Senior Living Resources Lutheran Senior Services
Helping Write a Legacy

Helping Write a Legacy

Residents at Laclede Groves, a Lutheran Senior Services (LSS) Life Plan Community in Webster Groves, Missouri, have been digging into their own memories with a little prompting from staff. Lifestyle Enrichment staff at Laclede Groves have led interested residents in a Legacy Project in gathering stories from their lives.

Through a series of prompts, residents provided stories from their life to the staff who organized, typed, and bound each resident’s stories into a booklet. Many of the residents are planning to share the book with their family members.

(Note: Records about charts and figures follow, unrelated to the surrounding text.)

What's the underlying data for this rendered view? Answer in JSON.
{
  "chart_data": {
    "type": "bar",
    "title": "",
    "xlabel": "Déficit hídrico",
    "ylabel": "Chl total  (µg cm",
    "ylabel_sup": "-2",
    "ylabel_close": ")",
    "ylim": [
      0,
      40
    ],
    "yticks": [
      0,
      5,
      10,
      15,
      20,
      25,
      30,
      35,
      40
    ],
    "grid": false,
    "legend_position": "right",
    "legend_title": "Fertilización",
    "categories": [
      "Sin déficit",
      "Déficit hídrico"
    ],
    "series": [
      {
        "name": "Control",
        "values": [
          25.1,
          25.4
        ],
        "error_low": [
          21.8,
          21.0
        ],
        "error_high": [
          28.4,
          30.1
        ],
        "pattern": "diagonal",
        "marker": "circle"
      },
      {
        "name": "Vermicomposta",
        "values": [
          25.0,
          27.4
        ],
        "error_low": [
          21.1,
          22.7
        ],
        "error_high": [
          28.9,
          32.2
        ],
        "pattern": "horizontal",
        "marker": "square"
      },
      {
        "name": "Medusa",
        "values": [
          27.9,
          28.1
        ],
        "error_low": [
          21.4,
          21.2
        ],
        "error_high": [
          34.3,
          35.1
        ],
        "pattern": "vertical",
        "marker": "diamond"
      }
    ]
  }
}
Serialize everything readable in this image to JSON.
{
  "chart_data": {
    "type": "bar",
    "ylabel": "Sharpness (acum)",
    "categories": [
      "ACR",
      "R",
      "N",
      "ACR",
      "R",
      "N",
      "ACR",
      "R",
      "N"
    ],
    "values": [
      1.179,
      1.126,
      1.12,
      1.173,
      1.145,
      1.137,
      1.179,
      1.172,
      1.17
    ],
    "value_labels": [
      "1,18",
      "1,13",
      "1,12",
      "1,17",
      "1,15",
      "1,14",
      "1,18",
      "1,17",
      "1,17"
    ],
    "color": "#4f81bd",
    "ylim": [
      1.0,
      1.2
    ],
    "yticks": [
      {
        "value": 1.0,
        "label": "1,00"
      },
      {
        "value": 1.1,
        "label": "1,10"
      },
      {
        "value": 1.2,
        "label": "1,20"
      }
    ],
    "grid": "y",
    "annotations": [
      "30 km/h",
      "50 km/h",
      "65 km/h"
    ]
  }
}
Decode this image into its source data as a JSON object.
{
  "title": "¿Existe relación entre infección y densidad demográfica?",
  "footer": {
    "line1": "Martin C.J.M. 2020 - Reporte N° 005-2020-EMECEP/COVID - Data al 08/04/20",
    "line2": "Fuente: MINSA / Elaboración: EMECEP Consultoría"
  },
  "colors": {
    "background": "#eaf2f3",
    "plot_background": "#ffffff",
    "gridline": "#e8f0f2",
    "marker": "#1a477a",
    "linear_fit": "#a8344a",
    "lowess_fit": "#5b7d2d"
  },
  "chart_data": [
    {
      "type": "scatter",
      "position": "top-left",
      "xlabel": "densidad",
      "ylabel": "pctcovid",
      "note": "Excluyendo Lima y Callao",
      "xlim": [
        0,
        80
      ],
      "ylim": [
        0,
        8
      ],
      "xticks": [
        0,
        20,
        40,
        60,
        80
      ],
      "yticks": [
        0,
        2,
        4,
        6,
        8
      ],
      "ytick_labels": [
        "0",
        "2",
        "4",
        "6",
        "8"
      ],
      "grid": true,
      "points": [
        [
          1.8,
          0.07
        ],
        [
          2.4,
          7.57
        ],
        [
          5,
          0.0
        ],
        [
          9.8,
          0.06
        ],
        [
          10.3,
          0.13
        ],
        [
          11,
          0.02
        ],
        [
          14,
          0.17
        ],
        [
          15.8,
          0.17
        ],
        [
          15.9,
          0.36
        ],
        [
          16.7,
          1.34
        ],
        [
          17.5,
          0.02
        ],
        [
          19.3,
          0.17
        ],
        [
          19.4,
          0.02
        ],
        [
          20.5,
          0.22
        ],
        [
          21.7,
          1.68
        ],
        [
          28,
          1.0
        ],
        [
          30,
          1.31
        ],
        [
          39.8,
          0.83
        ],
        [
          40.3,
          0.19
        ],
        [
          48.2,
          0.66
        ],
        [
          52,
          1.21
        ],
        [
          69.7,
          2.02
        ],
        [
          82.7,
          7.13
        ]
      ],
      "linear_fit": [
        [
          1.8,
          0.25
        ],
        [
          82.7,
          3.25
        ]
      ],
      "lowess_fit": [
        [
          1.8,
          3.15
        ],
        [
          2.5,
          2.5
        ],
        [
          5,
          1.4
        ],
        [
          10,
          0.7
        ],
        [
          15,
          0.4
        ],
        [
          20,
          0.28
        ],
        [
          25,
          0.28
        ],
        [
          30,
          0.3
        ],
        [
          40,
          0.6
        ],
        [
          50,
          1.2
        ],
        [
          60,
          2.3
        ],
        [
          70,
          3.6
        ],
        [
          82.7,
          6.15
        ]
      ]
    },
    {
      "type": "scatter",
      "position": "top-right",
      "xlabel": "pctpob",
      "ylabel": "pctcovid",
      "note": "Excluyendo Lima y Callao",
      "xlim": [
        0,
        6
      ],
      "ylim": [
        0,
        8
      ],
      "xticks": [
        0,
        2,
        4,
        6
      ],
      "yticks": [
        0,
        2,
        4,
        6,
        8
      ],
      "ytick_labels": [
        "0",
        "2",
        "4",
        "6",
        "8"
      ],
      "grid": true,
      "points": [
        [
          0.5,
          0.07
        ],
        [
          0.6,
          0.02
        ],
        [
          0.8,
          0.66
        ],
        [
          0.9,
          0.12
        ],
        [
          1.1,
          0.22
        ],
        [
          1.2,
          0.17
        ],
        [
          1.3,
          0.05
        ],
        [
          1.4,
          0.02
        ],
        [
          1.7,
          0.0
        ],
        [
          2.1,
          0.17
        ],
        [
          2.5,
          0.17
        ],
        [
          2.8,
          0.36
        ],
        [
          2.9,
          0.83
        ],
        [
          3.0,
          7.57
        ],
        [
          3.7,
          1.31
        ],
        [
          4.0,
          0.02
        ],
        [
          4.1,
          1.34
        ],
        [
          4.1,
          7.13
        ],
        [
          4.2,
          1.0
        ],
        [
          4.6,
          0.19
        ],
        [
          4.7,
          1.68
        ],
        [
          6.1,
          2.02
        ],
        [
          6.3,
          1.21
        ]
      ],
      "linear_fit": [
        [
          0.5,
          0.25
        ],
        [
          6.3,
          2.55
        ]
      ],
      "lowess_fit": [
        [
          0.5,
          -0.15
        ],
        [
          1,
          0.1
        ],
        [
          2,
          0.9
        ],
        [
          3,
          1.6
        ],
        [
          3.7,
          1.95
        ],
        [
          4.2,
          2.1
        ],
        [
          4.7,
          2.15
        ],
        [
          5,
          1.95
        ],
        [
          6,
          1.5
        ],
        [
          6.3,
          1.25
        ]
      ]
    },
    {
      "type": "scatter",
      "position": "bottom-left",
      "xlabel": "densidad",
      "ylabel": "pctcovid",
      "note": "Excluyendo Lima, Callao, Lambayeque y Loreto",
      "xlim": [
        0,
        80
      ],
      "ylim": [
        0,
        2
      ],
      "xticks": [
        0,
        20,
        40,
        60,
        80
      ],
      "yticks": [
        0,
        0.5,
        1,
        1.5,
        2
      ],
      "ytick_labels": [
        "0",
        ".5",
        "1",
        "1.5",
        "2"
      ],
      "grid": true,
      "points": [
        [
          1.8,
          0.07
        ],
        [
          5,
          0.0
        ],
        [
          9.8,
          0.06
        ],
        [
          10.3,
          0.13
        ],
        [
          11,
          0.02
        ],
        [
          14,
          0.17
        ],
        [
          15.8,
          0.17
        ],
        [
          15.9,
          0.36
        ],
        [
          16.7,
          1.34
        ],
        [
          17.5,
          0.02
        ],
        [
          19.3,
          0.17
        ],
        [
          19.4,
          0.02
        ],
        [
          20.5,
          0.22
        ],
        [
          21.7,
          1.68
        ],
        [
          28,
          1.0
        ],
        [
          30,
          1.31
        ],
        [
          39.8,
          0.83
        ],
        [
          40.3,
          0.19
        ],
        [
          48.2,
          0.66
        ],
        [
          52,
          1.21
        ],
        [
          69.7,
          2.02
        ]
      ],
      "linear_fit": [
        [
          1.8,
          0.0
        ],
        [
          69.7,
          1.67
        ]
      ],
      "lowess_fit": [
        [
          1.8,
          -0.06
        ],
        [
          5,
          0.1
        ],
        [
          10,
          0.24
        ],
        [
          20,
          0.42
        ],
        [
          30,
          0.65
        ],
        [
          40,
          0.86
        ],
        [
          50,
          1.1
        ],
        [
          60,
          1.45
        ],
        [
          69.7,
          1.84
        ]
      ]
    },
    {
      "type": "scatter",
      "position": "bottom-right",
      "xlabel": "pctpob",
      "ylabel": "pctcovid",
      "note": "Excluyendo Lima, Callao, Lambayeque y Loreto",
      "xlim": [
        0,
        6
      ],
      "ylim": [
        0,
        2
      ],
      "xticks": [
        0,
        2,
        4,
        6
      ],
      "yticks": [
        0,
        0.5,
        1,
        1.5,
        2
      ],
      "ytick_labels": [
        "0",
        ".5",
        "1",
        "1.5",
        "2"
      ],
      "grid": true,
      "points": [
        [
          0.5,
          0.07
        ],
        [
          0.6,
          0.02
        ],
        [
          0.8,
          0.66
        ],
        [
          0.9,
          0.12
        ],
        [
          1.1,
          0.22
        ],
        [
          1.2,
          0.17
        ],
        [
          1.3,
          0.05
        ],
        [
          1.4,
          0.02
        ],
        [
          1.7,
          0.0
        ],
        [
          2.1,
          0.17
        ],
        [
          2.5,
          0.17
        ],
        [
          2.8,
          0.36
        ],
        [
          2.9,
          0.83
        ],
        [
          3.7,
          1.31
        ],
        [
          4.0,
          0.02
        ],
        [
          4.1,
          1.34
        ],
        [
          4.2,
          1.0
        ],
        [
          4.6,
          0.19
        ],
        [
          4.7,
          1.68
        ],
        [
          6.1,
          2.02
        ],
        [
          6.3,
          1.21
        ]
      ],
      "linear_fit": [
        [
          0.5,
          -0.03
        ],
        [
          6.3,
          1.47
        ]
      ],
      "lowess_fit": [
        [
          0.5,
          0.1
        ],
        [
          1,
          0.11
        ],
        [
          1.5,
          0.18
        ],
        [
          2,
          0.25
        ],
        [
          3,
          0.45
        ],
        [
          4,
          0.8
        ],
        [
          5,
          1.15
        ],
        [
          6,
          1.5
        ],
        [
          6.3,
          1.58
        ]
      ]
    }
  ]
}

“It’s important to pass information onto your children and grandchildren,” said Barbara Balzer, Laclede Groves resident. “This opportunity came up, so I thought it was a good opportunity – especially since they typed it all up for me!”

Barbara especially enjoyed writing her memories from poignant dates in history such as December 7, 1941, (the day Pearl Harbor was attacked) and September 11, 2001 (the day of the 9/11 attacks on the United States). She shared her booklet with her granddaughter first.

Al Schumacher, another Laclede Groves resident, had written his family’s history before with the help of a historian, Lori Jurgiel. But this project was more stories and memories and less linear in time than his previous writings. Al especially enjoyed writing the stories about his travels with his wife including one trip they took to Asia visiting Hong Kong, China, Thailand, and Japan.

Residents weren’t the only ones who enjoyed the Legacy Project. Staff who helped out by typing up the stories and creating prompts relished getting to know more about the residents.

“Reading these stories is fascinating,” said Kristina Wille, Laclede Groves Director of Community Enrichment.

Laclede Groves staff worked with residents on stories such as seeing a young Tina Turner perform, crossing the ocean during World War II, surviving scarlet fever, and many others.

“I looked at the stories I wrote about and they’ll be lost unless we take time to share them,” said Al. “Realistically the only things people remember is when you are born, maybe when you are married, and when you died. But there is more to life than those statistics.”